DOR13–17 (1:5,000), DOR11–60 (1:1,000, Santa Cruz), phospho-DOR (Ser363) (1:1,000, Neuromics), phospho-MOR (Ser375) (1:1,000, Neuromics), and actin (1:10,000, Santa Cruz) were used. The specificity of the DOR13–17 antiserum was examined by using spinal cord extracts from Oprd1 exon 1-deleted mice. Intensities of immunoreactive bands of the proteins versus actin were quantified. Detailed procedure is provided in Supplemental Information. Briefly, the suspended lysate of cells and tissues was precipitated with 0.5∼2 μg of antibodies. For detection of the receptor ubiquitination, cells or tissues were lysed in 0.1 ml RIPA buffer with 10 mM N-ethylmaleimide and then mixed with 0.3 ml of 8 M urea. The lysate-urea suspension was diluted to reduce the urea concentration to 2 M and subjected to immunoprecipitation. Immunoprecipitates were processed for immunoblotting. The specificity of the DOR11–60 antiserum was tested using spinal cord extracts from Oprd1 exon 1-deleted mice. GST- and TAT-fused proteins were expressed and purified. Briefly, the proteins were expressed in Escherichia coli BL21 (DE3). The bacteria were harvested by centrifugation, resuspended, and sonicated. The proteins were purified with glutathione-Sepharose beads, concentrated and quantitatively analyzed.

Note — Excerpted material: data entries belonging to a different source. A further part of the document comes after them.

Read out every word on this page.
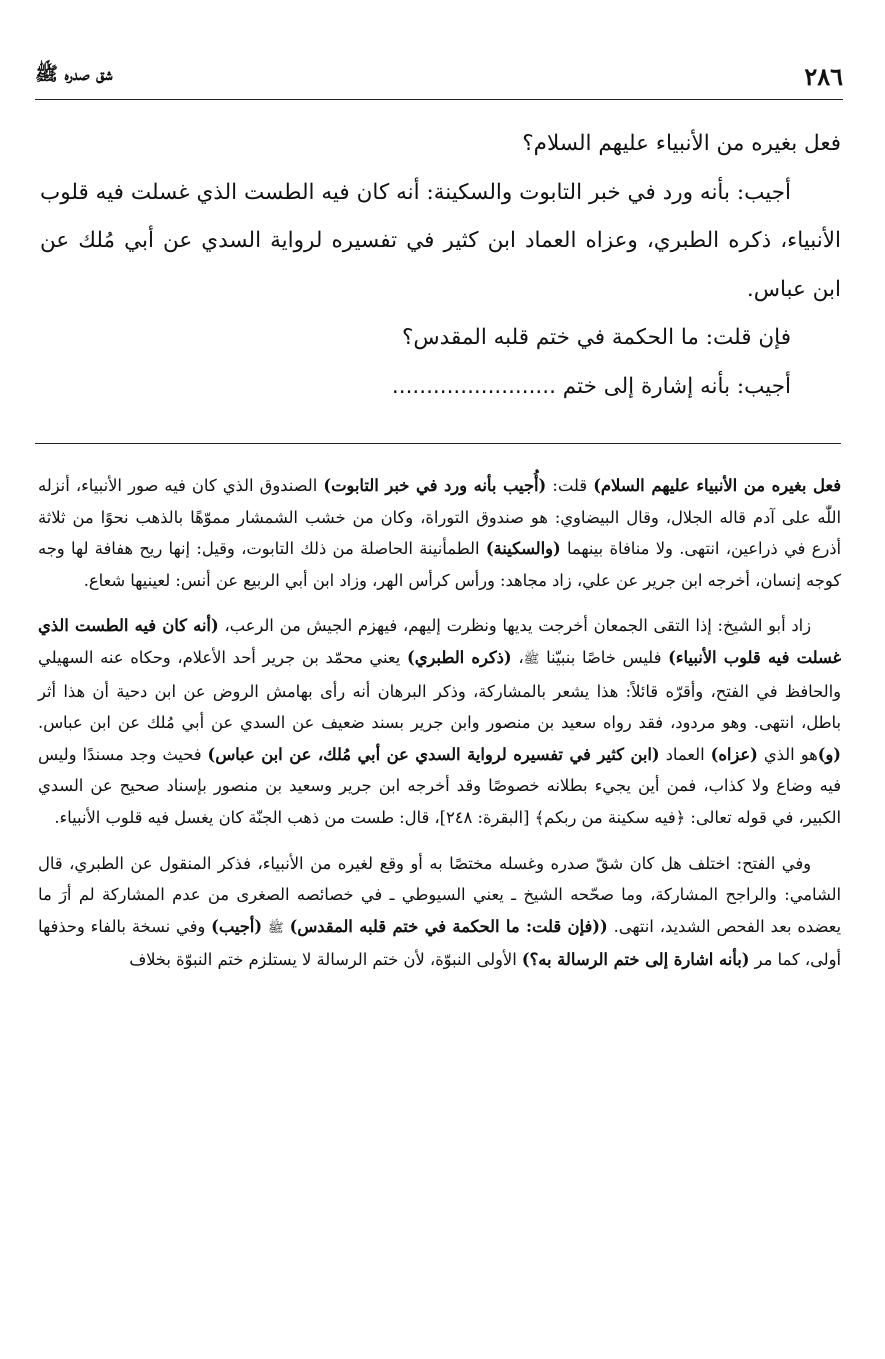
٢٨٦
شق صدره ﷺ

فعل بغيره من الأنبياء عليهم السلام؟

أجيب: بأنه ورد في خبر التابوت والسكينة: أنه كان فيه الطست الذي غسلت فيه قلوب الأنبياء، ذكره الطبري، وعزاه العماد ابن كثير في تفسيره لرواية السدي عن أبي مُلك عن ابن عباس.

فإن قلت: ما الحكمة في ختم قلبه المقدس؟

أجيب: بأنه إشارة إلى ختم ........................

فعل بغيره من الأنبياء عليهم السلام) قلت: (أُجيب بأنه ورد في خبر التابوت) الصندوق الذي كان فيه صور الأنبياء، أنزله اللّٰه على آدم قاله الجلال، وقال البيضاوي: هو صندوق التوراة، وكان من خشب الشمشار مموّهًا بالذهب نحوًا من ثلاثة أذرع في ذراعين، انتهى. ولا منافاة بينهما (والسكينة) الطمأنينة الحاصلة من ذلك التابوت، وقيل: إنها ريح هفافة لها وجه كوجه إنسان، أخرجه ابن جرير عن علي، زاد مجاهد: ورأس كرأس الهر، وزاد ابن أبي الربيع عن أنس: لعينيها شعاع.

زاد أبو الشيخ: إذا التقى الجمعان أخرجت يديها ونظرت إليهم، فيهزم الجيش من الرعب، (أنه كان فيه الطست الذي غسلت فيه قلوب الأنبياء) فليس خاصًا بنبيّنا ﷺ، (ذكره الطبري) يعني محمّد بن جرير أحد الأعلام، وحكاه عنه السهيلي والحافظ في الفتح، وأقرّه قائلاً: هذا يشعر بالمشاركة، وذكر البرهان أنه رأى بهامش الروض عن ابن دحية أن هذا أثر باطل، انتهى. وهو مردود، فقد رواه سعيد بن منصور وابن جرير بسند ضعيف عن السدي عن أبي مُلك عن ابن عباس. (و)هو الذي (عزاه) العماد (ابن كثير في تفسيره لرواية السدي عن أبي مُلك، عن ابن عباس) فحيث وجد مسندًا وليس فيه وضاع ولا كذاب، فمن أين يجيء بطلانه خصوصًا وقد أخرجه ابن جرير وسعيد بن منصور بإسناد صحيح عن السدي الكبير، في قوله تعالى: ﴿فيه سكينة من ربكم﴾ [البقرة: ٢٤٨]، قال: طست من ذهب الجنّة كان يغسل فيه قلوب الأنبياء.

وفي الفتح: اختلف هل كان شقّ صدره وغسله مختصًا به أو وقع لغيره من الأنبياء، فذكر المنقول عن الطبري، قال الشامي: والراجح المشاركة، وما صحّحه الشيخ ـ يعني السيوطي ـ في خصائصه الصغرى من عدم المشاركة لم أرَ ما يعضده بعد الفحص الشديد، انتهى. ((فإن قلت: ما الحكمة في ختم قلبه المقدس) ﷺ (أجيب) وفي نسخة بالفاء وحذفها أولى، كما مر (بأنه اشارة إلى ختم الرسالة به؟) الأولى النبوّة، لأن ختم الرسالة لا يستلزم ختم النبوّة بخلاف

, 2002) and, in even more extreme cases,

to neurodegeneration (Schwarz et al., 2006). Apparently, tight control selleckchem over cholinergic systems, operating at several levels, can counteract such imbalances at both extremes. Proteins that engage nAChRs within stable complexes, such as lynx family members, provide a homeostatic influence over nicotinic receptor systems. Through functionally driven regulation of lynx expression, the inhibition exerted over the system can be released or enhanced selectively within neuronal circuits. The lynx genes belong to the ly-6/PLAUR superfamily, which shares a marked structural similarity with elapid snake venom proteins such as α-bungarotoxin; all have a characteristic three-looped motif. These α-neurotoxins are secreted proteins with sub-nM affinity for nAChRs (Tsetlin et al., 2009) and other receptors

(Auer et al., 2010). α-neurotoxins interact on the extracellular face of the nAChR near ligand binding sites (Figure 1B), in contrast to most other nAChR-interacting proteins, which bind to the intracellular loops. Extrapolating from these interactions, the structurally similar lynx proteins may bind at such sites as well (Lyukmanova et al., 2011). Five interfaces occur in each nAChR pentamer (Figure 1); we do not yet know which, if any, interfaces form the binding sites for various lynx paralogs (Hansen and Taylor, 2007). Most previous MAPK inhibitor studies of lynx have emphasized interactions at the plasma membrane. As GPI-anchored proteins can bind to transmembrane receptors intracellularly,

the interactions of lynx with nAChRs could potentially alter receptor trafficking, stoichiometry, and surface number (Lester et al., 2009). The high level of conservation with toxins implies that lynx genes are prototoxins—evolutionary antecedents to α-neurotoxins (Miwa et al., 1999, Chimienti et al., 2003, Dessaud et al., 2006, Arredondo et al., 2007 and Hruska et al., 2009). The lynx family occurs in other species, including C. elegans ( Chou et al., 2001) and Drosophila ( Wu et al., 2010)—and in nonvenomous snakes, where it is distinct from the neurotoxin genes. We note that, in several cases, snake toxins employ functional mimicry of proteins in normal physiological processes. Often, virulent gene variants distort endogenous pathways at sensitive or rate-limiting steps. Therefore, the evolutionary relationship between Calpain lynx modulators and the α-neurotoxins agrees with the view that lynx modulators govern critical control points in the pathway of nicotinic receptor signaling. Lynx1, the first discovered member of this family expressed in the brain (Miwa et al., 1999), has an overall inhibitory effect on nAChR function. In an α4β2∗ nAChR-expressing cell, coexpression of lynx1 results in reduced agonist sensitivity, accelerated onset of desensitization, and slower recovery from desensitization (Ibañez-Tallon et al., 2002). Each lynx paralog has a relative binding specificity and modulatory capability on α4β2 (Miwa et al.